JERUSALEM - The Israeli navy on Tuesday intercepted what officials alleged was a ship carrying Iranian weapons destined for Palestinian groups in the Gaza Strip.

Navy commandos boarded the German-owned, Liberian-flagged ship Victoria 200 miles off Israel's coast and directed it to an Israeli port for further inspection, officials said.

The Israeli military, citing shipping documents and statements by the ship's crew, said the vessel had left Syria's Latakia seaport and proceeded to the Turkish port of Mersin. From there, it was headed to Alexandria, Egypt. The military noted, however, that neither Egypt nor Turkey appeared to have any connection to the weapons on board.

Israeli anxiety about weapons being smuggled to Gaza via Egypt has risen since the fall of Egyptian President Hosni Mubarak last month. Some officials have expressed concern that Egyptian policing of the Egypt-Gaza border could become more lax, especially if the Muslim Brotherhood gains greater prominence in Egyptian politics. The Brotherhood has ties to the Palestinian Islamist group Hamas, which rules Gaza.

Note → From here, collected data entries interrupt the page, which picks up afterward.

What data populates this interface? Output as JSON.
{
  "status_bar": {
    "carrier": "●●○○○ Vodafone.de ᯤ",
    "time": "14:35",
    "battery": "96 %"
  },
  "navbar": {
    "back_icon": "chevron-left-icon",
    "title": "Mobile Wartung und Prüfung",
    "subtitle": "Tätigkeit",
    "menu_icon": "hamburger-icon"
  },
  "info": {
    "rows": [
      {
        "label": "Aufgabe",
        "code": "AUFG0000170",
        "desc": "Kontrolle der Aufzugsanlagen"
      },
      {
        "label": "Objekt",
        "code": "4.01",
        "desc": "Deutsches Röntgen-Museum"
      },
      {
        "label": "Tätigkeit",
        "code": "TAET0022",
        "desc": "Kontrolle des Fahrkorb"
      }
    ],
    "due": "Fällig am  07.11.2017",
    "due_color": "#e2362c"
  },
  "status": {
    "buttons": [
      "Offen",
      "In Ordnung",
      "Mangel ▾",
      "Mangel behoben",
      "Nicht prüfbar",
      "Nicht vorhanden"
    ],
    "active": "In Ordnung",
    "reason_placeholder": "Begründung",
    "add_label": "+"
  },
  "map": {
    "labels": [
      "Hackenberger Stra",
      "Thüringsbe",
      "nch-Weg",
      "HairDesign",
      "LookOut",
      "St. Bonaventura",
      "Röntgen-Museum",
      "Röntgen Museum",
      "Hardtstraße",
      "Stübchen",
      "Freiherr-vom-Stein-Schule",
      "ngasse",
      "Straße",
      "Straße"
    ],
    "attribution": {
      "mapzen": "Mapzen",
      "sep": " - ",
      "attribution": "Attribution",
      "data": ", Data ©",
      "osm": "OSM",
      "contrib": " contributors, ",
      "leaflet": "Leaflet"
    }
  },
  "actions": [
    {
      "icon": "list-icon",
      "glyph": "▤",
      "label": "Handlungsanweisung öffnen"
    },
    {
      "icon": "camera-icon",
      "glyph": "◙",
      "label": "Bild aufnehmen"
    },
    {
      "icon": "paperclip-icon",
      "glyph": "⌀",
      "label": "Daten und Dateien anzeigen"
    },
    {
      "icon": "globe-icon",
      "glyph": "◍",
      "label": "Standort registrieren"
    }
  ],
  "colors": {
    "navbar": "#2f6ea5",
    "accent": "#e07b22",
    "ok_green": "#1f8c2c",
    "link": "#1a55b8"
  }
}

Israeli Prime Minister Binyamin Netanyahu said in a statement that the weapons seized had originated in Iran. A spokeswoman for the Israel Defense Forces speculated that they were related to a shipment from Iran to Syria via the Suez Canal last month. "We can assume there might be a relation or connection," Lt. Col. Avital Leibovich told reporters.

Israeli officials said they would give a fuller accounting of the amount and types of weapons once the ship arrived in port and more containers were checked. Netanyahu said there was "considerable weaponry" on board, "destined for terrorist forces in the heart of Gaza." He said Israel had acted in accordance with international rules in seizing the ship.

Some countries accused Israel of violating international norms in May when it boarded a Turkish ship in international waters carrying activists bound for the Gaza Strip. In that incident, Israeli commandos faced stiff resistance and nine Turks were killed, including one Turkish American. Israel said it acted legally to enforce a closure of the Gaza Strip.

The Israeli navy prevents ships from reaching the sliver of Palestinian-ruled territory on the Mediterranean Sea as part of a blockade that Israel says is designed to keep weapons from Hamas, which Israel defines as a terrorist organization. Hamas officials had no immediate comment on Tuesday's incident.

Over the years, Israel has periodically intercepted ships carrying weapons it said were destined for Hamas or the Shiite militant group Hezbollah in Lebanon.